Plaintiff’s reliance on Matter of Johnson Newspaper Corp. v Melino (77 NY2d 1) for the proposition that disciplinary proceedings against physicians under the Public Health Law are confidential, is misplaced, since, as noted by the IAS Court (citing In re J.L. [McBarnette], NYLJ, Feb. 20, 1992, at 23, col 3 [Sup Ct, NY County]), Johnson involved a different agency, the Education Department, operating under a different statute and a different policy and tradition from that of the Health Department with respect to the confidentiality of its disciplinary proceedings (compare, Public Health Law § 230 [9], with Education Law § 6510 [8]). Defendant’s policy of maintaining confidentiality while complaints are investigated, but conducting open proceedings once complaints are substantiated and charges are served is rational and in accord with the strong public policy of this State of assuring public access to administrative proceedings (see, Matter of Herald Co. v Weisenberg, 59 NY2d 378).

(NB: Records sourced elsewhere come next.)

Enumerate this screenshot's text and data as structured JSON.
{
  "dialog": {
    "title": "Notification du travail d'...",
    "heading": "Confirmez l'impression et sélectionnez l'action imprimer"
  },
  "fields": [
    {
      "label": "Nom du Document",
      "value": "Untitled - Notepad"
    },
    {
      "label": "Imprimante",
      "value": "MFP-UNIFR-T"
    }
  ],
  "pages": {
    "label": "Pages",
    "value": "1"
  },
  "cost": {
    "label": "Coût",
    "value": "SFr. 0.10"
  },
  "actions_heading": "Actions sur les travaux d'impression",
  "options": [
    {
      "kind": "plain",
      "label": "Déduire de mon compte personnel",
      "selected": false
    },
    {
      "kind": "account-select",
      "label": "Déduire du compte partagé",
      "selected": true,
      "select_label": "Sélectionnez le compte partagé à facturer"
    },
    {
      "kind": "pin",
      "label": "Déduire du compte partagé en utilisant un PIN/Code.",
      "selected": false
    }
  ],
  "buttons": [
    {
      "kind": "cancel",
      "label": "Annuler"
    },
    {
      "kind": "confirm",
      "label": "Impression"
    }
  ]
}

Nor was it error for the IAS Court to grant defendant summary judgment without reaching the issues of whether *348plaintiff was entitled to a hearing, in advance of that on the disciplinary charges, on the reasonableness of defendant’s delay in bringing the charges, and whether the version of Public Health Law §230 as it was prior to its 1991 amendment should govern the disciplinary proceeding. Both of those questions can be addressed after a final determination (see, Public Health Law § 230-c [5]; Matter of Cortlandt Nursing Home v Axelrod, 66 NY2d 169, 179; Matter of Major v Board of Regents, 160 AD2d 1041, 1044, lv denied 76 NY2d 705).
We have reviewed plaintiff’s remaining claims and find them to be without merit. Concur — Sullivan, J. P., Milonas, Kupferman and Ross, JJ.